Em relação à recuperação da receita, o Tesouro Nacional afirma que a alta verificada em agosto se deve à reversão parcial de algumas medidas que adiavam o recolhimento de contribuições patronais para a Previdência Social, do Programa de Integração Social (PIS) e da Contribuição para o Financiamento da Seguridade Social (Cofins). No início da pandemia, o governo permitiu que empresas adiassem o pagamento de diversas obrigações para ajudar o fluxo de caixa dos empregadores.
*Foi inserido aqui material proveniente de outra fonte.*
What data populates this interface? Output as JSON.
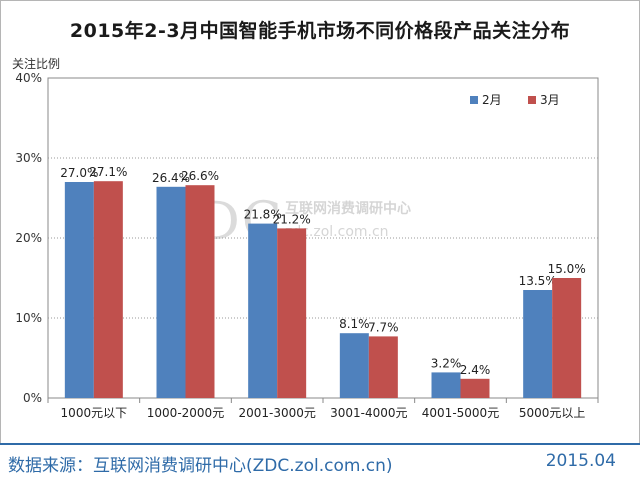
{
  "chart_data": {
    "type": "bar",
    "title": "2015年2-3月中国智能手机市场不同价格段产品关注分布",
    "ylabel": "关注比例",
    "xlabel": "",
    "categories": [
      "1000元以下",
      "1000-2000元",
      "2001-3000元",
      "3001-4000元",
      "4001-5000元",
      "5000元以上"
    ],
    "series": [
      {
        "name": "2月",
        "color": "#4f81bd",
        "values": [
          27.0,
          26.4,
          21.8,
          8.1,
          3.2,
          13.5
        ]
      },
      {
        "name": "3月",
        "color": "#c0504d",
        "values": [
          27.1,
          26.6,
          21.2,
          7.7,
          2.4,
          15.0
        ]
      }
    ],
    "ylim": [
      0,
      40
    ],
    "yticks": [
      "0%",
      "10%",
      "20%",
      "30%",
      "40%"
    ],
    "grid": true,
    "legend": "top-right"
  },
  "watermark": {
    "logo": "ZDC",
    "name": "互联网消费调研中心",
    "url": "zdc.zol.com.cn"
  },
  "footer": {
    "source": "数据来源：互联网消费调研中心(ZDC.zol.com.cn)",
    "date": "2015.04"
  }
}
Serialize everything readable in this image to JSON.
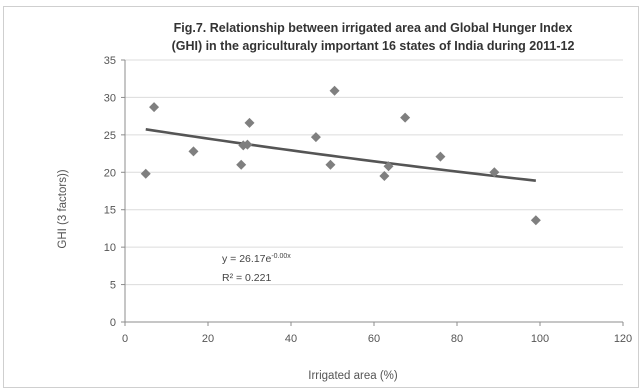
{
  "chart_data": {
    "type": "scatter",
    "title_lines": [
      "Fig.7. Relationship between irrigated area and Global Hunger Index",
      "(GHI) in the agriculturaly important 16 states of India during 2011-12"
    ],
    "xlabel": "Irrigated area (%)",
    "ylabel": "GHI (3 factors))",
    "xlim": [
      0,
      120
    ],
    "ylim": [
      0,
      35
    ],
    "x_ticks": [
      0,
      20,
      40,
      60,
      80,
      100,
      120
    ],
    "y_ticks": [
      0,
      5,
      10,
      15,
      20,
      25,
      30,
      35
    ],
    "grid": "horizontal",
    "marker": "diamond",
    "marker_color": "#7f7f7f",
    "trend_color": "#555555",
    "points": [
      {
        "x": 5,
        "y": 19.8
      },
      {
        "x": 7,
        "y": 28.7
      },
      {
        "x": 16.5,
        "y": 22.8
      },
      {
        "x": 28,
        "y": 21.0
      },
      {
        "x": 28.5,
        "y": 23.6
      },
      {
        "x": 29.5,
        "y": 23.7
      },
      {
        "x": 30,
        "y": 26.6
      },
      {
        "x": 46,
        "y": 24.7
      },
      {
        "x": 49.5,
        "y": 21.0
      },
      {
        "x": 50.5,
        "y": 30.9
      },
      {
        "x": 62.5,
        "y": 19.5
      },
      {
        "x": 63.5,
        "y": 20.8
      },
      {
        "x": 67.5,
        "y": 27.3
      },
      {
        "x": 76,
        "y": 22.1
      },
      {
        "x": 89,
        "y": 20.0
      },
      {
        "x": 99,
        "y": 13.6
      }
    ],
    "trendline": {
      "type": "exponential",
      "a": 26.17,
      "b": -0.0033,
      "x_range": [
        5,
        99
      ],
      "equation_base": "y = 26.17e",
      "equation_exp": "-0.00x",
      "r2": "R² = 0.221"
    }
  }
}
Ao descontar a parcela da arrecadação transferida aos estados e aos municípios, a receita subiu ainda mais. Segundo o Tesouro Nacional, as receitas líquidas saltaram 5,8% acima da inflação em agosto em relação ao mesmo mês do ano passado. Isso se deve, no entanto, à diminuição dos repasses aos governos locais decorrente da queda da arrecadação de tributos compartilhados – Imposto de Renda e Imposto sobre Produtos Industrializados – nos últimos meses.

Coronavírus

Mesmo com a recuperação em agosto, as receitas totais do Governo Central acumulam queda de 15% de janeiro a agosto descontada a inflação. O recuo reflete a crise econômica provocada pela pandemia do novo coronavírus, que paralisou a produção e o consumo durante algumas semanas.

Além da queda nas receitas, o aumento de despesas com o enfrentamento da pandemia da covid-19 foram os principais responsáveis pelo aumento do déficit primário. Por causa do estado de calamidade pública aprovado pelo Congresso em março, o Governo Central está dispensado de cumprir a meta de déficit primário de R$ 124,1 bilhões para este ano.

Segundo os números do Tesouro, as medidas associadas à pandemia aumentaram as despesas em R$ 93,1 bilhões no mês passado. A maior despesa decorre do auxílio emergencial, que totalizou R$ 45,3 bilhões. Em segundo lugar, vem a ajuda aos estados e aos municípios, que consumiu R$ 15,2 bilhões.

Teto de gastos

Mesmo com autorização para gastar mais, o Tesouro fez um apelo para a preservação do teto federal de gastos, ressaltando que o dispositivo representa a única âncora fiscal que restou no Orçamento de 2020. Segundo o órgão, é necessário retomar os esforços de busca do reequilíbrio das contas públicas depois do fim da pandemia, caso contrário haverá danos para a sociedade e para a economia.

“Assim, se antes da crise era importante o cumprimento do teto dos gastos, a relevância do seu cumprimento no pós-crise será ainda maior. O teto significa uma redução da despesa primária por volta de 2,5 pontos do PIB até 2026”, destacou o Tesouro em comunicado.